Paul is 54 now and can't get enough of Walking Football. He's even set up a Facebook page, Walking Football Dublin, to help spread the word.
"It doesn't make a difference if people haven't played before," he explains. "The game centres around the following key principles: no running, non contact, no kicking the ball above head height. Apart from that, it's an ordinary game of football."
Although there's been Walking Football played here for the last few years, Ireland is lagging behind England.
"We're still playing with bibs but a lot of visiting teams have full strips with crests and everything," says Paul enviously. But part of the charm of this sport is its inclusivity. Women and men, who never played football before, have been getting their game.
"It's all about participation," says Paul. "When people try it, they love it. There's nothing at stake. We try to even up the teams. Numbers are increasing so there are plans to get games going wherever and whenever there's interest."
Former footballers enjoy the experience. While most have had knee or hip jobs done over the years, they feel comfortable getting to knock a ball about at walking pace.
"Tackling isn't part of the game," says John Keogh. "It's great for men of my age to be able to enjoy it without fear of being hurt. When I played my first game, I thought, "I'd love to be able to do this at least once a week." It keeps the body in good shape. You've got to concentrate when playing. It's terrific. It's gone from good to great."

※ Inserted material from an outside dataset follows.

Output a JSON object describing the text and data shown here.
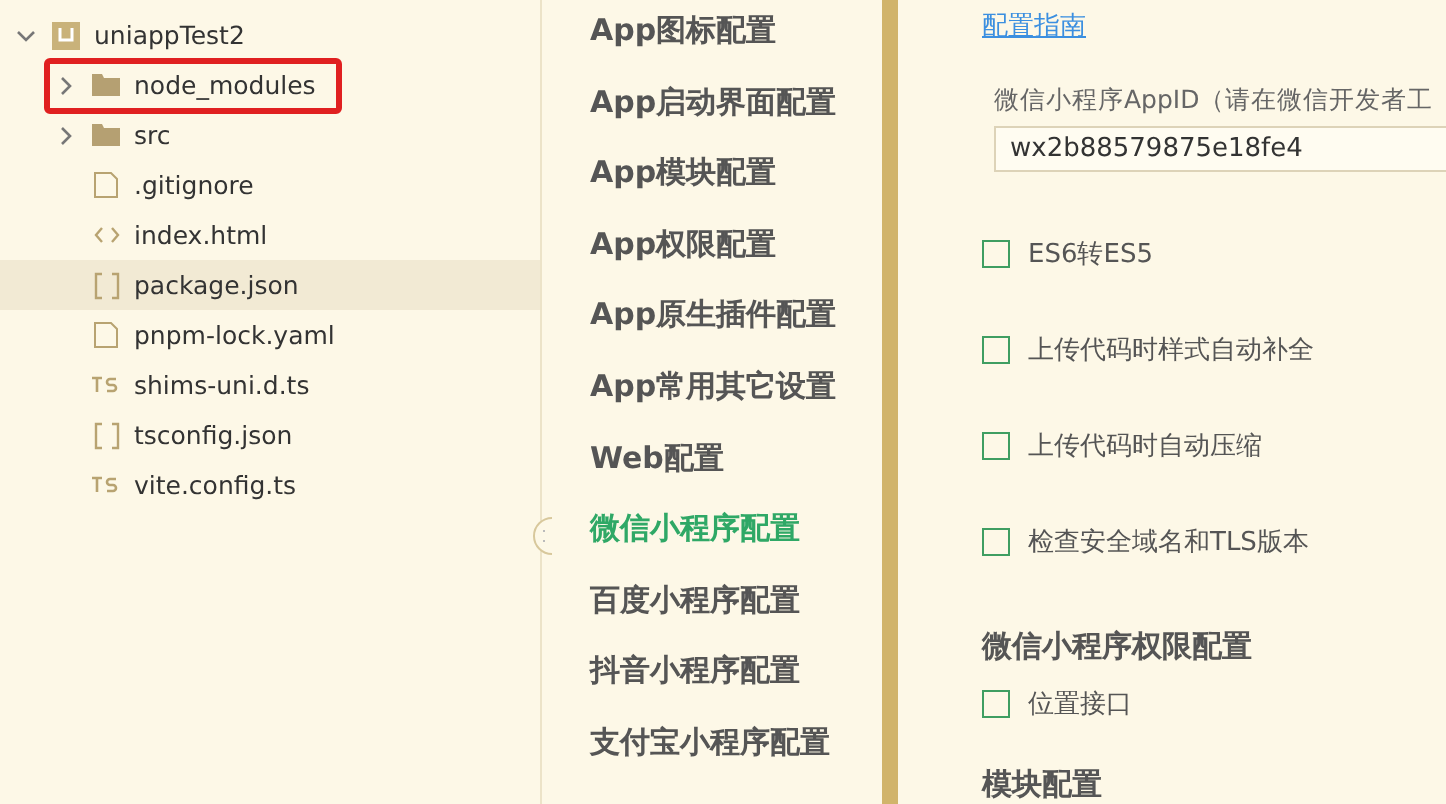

Walking Football is being supported by the FAI Grassroots initiative.
"John Delaney is right behind this," says Paul Cumiskey. "He often drops in to see us when we play at Abbotstown. We had John Giles drop in recently. It was a great buzz for the lads to meet and chat with John."
While Paul gets his kicks three or four days a week in Dublin, it's his trips to play in Portugal that have shown him what's possible.
"I've been in the Algarve playing in tournaments four times this year," he says. "The novelty of drinking at the pool and so on is gone. The ex-pats are now playing walking football. It gets a bit serious at that level. They have tournaments and referees."
Paul is hoping to put together a team from here to take part in a tournament in Albufeira in April.
"We're beginning to get enough players involved now to start having competitive teams," he says.